Great Musicians

Poster

Great Musicians: Generate Classical and Jazz Music with LSTM and Transformer

Who

Haidong Qi(hqi9), Ruigang Yao(ryao9), Yuan Fang(yfang31), Yucheng Ma(yma150)

Introduction

Classical music is the treasure of human culture. Can we generate music based on the masterpieces left by the great musicians? Music is fundamentally a sequence of notes, which is a perfect data format for deep learning. For this project, we plan to propose a music generation network capable of generating different styles of music, including baroque, romantic and jazz.

Related Work

Music is basically a sequence of notes. Thus sequence models have been the canonical choice for modeling music, from RNNs to Long Short Term Memory networks, to bidirectional LSTMs. Piano rolls are also image-like and can be modeled by CNNs trained either as generative adversarial networks or as orderless NADEs.

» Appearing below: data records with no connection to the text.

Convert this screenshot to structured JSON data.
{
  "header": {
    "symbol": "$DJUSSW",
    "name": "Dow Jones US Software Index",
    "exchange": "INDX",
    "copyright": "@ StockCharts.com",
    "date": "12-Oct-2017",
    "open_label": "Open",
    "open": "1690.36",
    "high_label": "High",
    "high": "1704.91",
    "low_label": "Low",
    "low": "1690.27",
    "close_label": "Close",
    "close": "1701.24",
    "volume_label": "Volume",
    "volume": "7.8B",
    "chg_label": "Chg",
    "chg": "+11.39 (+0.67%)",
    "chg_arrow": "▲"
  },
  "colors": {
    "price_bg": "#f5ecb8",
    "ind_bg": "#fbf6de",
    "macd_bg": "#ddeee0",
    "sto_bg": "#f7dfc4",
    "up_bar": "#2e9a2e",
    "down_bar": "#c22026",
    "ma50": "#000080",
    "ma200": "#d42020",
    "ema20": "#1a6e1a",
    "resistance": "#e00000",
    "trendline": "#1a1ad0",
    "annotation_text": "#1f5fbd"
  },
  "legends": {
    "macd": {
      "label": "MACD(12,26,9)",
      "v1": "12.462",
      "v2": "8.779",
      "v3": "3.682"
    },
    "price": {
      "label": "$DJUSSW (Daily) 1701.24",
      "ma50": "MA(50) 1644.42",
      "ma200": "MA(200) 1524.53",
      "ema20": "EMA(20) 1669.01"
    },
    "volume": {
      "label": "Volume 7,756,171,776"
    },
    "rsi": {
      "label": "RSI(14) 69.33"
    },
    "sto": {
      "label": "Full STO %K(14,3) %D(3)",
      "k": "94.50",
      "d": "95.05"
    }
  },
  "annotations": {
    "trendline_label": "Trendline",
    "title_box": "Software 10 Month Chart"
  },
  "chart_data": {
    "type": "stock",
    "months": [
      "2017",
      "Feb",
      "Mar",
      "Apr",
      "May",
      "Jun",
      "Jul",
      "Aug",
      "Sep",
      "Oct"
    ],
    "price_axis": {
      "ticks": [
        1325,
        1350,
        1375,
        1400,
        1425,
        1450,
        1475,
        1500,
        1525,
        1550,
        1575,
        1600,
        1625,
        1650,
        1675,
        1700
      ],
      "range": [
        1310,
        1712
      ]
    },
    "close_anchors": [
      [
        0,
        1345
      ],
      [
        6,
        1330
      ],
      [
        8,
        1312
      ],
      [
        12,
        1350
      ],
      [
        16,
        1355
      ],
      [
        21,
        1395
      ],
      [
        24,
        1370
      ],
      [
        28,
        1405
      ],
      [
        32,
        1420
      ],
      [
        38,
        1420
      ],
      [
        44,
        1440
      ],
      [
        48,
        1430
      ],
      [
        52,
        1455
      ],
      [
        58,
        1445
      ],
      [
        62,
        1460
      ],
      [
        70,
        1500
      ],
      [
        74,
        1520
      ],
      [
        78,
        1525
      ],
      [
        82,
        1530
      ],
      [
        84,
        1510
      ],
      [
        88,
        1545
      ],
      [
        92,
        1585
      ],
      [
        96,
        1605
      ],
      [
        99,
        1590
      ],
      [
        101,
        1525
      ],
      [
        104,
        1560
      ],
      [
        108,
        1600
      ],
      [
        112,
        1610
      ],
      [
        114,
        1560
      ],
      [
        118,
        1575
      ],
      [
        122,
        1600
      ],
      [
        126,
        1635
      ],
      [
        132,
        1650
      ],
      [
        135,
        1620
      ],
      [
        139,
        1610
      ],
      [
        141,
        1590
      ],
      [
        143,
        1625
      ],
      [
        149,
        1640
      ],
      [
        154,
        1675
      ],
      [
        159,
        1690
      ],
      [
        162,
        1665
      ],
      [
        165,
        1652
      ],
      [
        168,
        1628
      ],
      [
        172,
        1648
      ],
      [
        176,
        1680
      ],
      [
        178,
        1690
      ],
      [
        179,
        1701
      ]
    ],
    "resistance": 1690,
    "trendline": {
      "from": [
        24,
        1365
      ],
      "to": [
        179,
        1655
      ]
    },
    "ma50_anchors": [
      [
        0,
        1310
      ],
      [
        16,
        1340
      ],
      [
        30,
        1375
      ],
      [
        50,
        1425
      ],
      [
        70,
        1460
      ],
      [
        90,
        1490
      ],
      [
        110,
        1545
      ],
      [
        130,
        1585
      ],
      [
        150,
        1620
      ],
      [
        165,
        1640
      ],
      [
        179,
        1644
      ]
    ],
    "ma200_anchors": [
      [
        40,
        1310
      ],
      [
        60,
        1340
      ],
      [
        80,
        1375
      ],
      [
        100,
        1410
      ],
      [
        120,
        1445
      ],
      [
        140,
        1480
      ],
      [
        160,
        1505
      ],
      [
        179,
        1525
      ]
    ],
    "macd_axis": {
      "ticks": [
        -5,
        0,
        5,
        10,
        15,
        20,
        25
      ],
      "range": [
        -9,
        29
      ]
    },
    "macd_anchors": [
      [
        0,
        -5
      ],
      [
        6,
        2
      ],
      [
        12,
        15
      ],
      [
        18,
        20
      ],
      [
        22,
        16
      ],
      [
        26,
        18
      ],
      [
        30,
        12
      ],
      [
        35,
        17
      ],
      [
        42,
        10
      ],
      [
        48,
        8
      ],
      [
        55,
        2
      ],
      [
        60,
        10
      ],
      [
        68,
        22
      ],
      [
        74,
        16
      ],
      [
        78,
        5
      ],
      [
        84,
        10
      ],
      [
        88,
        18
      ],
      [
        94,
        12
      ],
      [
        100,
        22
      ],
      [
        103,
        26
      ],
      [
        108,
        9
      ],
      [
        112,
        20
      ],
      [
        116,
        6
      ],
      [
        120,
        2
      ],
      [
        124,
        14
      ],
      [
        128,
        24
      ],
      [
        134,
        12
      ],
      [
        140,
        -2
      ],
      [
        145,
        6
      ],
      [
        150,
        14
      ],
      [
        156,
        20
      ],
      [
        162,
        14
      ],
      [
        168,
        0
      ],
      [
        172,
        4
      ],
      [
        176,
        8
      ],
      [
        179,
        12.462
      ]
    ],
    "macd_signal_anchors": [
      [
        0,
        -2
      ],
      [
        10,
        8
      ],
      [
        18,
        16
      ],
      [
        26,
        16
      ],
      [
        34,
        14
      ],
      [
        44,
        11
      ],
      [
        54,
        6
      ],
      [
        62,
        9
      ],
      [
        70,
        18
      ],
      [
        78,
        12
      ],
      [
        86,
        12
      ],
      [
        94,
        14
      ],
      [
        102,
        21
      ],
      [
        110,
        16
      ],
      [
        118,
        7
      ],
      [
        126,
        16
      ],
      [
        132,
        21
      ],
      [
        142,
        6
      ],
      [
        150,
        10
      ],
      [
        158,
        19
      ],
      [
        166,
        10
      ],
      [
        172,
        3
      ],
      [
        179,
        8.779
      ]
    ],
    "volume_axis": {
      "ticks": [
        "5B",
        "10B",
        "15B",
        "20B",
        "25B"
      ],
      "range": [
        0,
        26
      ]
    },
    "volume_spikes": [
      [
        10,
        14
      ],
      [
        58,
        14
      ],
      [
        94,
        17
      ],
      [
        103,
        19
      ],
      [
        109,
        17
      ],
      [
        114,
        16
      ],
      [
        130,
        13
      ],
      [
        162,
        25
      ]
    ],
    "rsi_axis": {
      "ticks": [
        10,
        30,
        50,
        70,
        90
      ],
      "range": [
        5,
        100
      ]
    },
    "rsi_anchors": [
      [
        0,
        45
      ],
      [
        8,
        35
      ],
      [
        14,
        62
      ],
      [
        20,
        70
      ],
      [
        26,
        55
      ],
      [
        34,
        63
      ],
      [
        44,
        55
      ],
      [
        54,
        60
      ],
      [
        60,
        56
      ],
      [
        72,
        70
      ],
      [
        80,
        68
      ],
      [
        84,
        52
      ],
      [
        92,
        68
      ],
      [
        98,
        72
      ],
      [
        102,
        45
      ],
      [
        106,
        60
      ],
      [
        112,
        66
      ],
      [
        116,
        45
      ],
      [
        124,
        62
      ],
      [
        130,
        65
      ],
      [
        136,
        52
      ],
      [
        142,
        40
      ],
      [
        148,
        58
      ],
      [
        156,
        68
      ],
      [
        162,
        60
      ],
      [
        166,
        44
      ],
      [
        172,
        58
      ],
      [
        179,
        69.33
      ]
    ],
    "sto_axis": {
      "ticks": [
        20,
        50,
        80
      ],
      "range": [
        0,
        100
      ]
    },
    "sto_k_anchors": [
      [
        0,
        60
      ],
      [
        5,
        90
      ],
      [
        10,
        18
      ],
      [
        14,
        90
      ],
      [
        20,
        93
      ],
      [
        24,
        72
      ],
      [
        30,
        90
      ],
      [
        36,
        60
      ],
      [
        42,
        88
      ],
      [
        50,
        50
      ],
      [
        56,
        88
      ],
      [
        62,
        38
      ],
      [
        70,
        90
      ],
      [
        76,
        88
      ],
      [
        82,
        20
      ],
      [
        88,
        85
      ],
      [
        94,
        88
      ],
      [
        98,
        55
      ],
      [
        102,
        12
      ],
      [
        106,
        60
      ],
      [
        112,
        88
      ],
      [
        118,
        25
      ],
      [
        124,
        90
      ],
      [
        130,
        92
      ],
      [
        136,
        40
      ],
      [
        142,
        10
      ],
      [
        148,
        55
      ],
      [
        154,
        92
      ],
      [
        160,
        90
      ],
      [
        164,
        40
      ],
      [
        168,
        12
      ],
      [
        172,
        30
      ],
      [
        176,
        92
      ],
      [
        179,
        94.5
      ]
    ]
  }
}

We will break down this project into multiple steps. We will try to employ RNNs such as GRU and LSTM to build up the network first. And then we will try to incorporate state-of-the-art Transformer as the backend sequential processor. Our work will follow this paper’s idea: link . This paper proposed a Transformer with modified relative attention mechanism can generate minute-long compositions (thousands of steps) with compelling structure.

Data

We will train our network with different music datasets, from classical piano to jazz music, to test the generalization of the model to different styles. The datasets we will use includes classical music dataset http://www.piano-midi.de/, and jazz dataset: https://bushgrafts.com/midi/

Methodology

We will break down this project into multiple steps. We will try to employ RNNs such as GRU and LSTM to build up the network first. And then we will try to incorporate state-of-the-art Transformer as the backend sequential processor. Looking back, the professor introduced sequence to sequence technique in Machine Translation, where we have an encoder gathering context information and a decoder predicting the next word. We also have attention to provide a mechanism when generating a new word, but only pay attention to some specific sequences. That sounds pretty similar to composing music. In well-composed music, notes are divided into different bars. A bar may be relevant to some specific bar before it and there is a pattern. So probably we can apply this technique to music generation.

Metrics

We will use perplexity and SparseCategoricalAccuracy as our metrics.

Ethics

Why is Deep Learning a good approach to this problem?

Music generation using deep learning techniques has been a topic of interest for the past two decades. Music proves to be a different challenge compared to images, among three main dimensions: Firstly, music is temporal, with a hierarchical structure with dependencies across time. Secondly, music consists of multiple instruments that are interdependent and unfold across time. Thirdly, music is grouped into chords, arpeggios and melodies — hence each time-step may have multiple outputs.

However, audio data has several properties that make them familiar in some ways to what is conventionally studied in deep learning (computer vision and natural language processing, or NLP). The sequential nature of the music reminds us of NLP, which we can use Recurrent Neural Networks for. There are also multiple ‘channels’ of audio (in terms of tones, and instruments), that are reminiscent of images that Convolutional Neural Networks can be used for. Additionally, deep generative models are exciting new areas of research, with the potential to create realistic synthetic data. Some examples are Variational Autoencoders (VAEs) and Generative Adversarial Neworks (GANs), as well as language models in NLP.

What broader societal issues are relevant to your chosen problem space?

Society issue: shape of cultures, history heritage, human civilizations: the power of emotion, moral, and culture. Music, as a cultural right, may aid in the promotion and protection of other human rights. It can help in the healing process, dismantling walls and boundaries, reconciliation, and education. Around the world, music is being used as a vehicle for social change and bringing communities together.

Division of labor

Haidong will take charge of dataset collection and preposse and build up an LSTM-based model for the first place. Ruigang will be in charge of building a transformer model. Yucheng will be responsible for doing quantitative ablation studies. Yuan will collect all the information together to produce the final poster and report.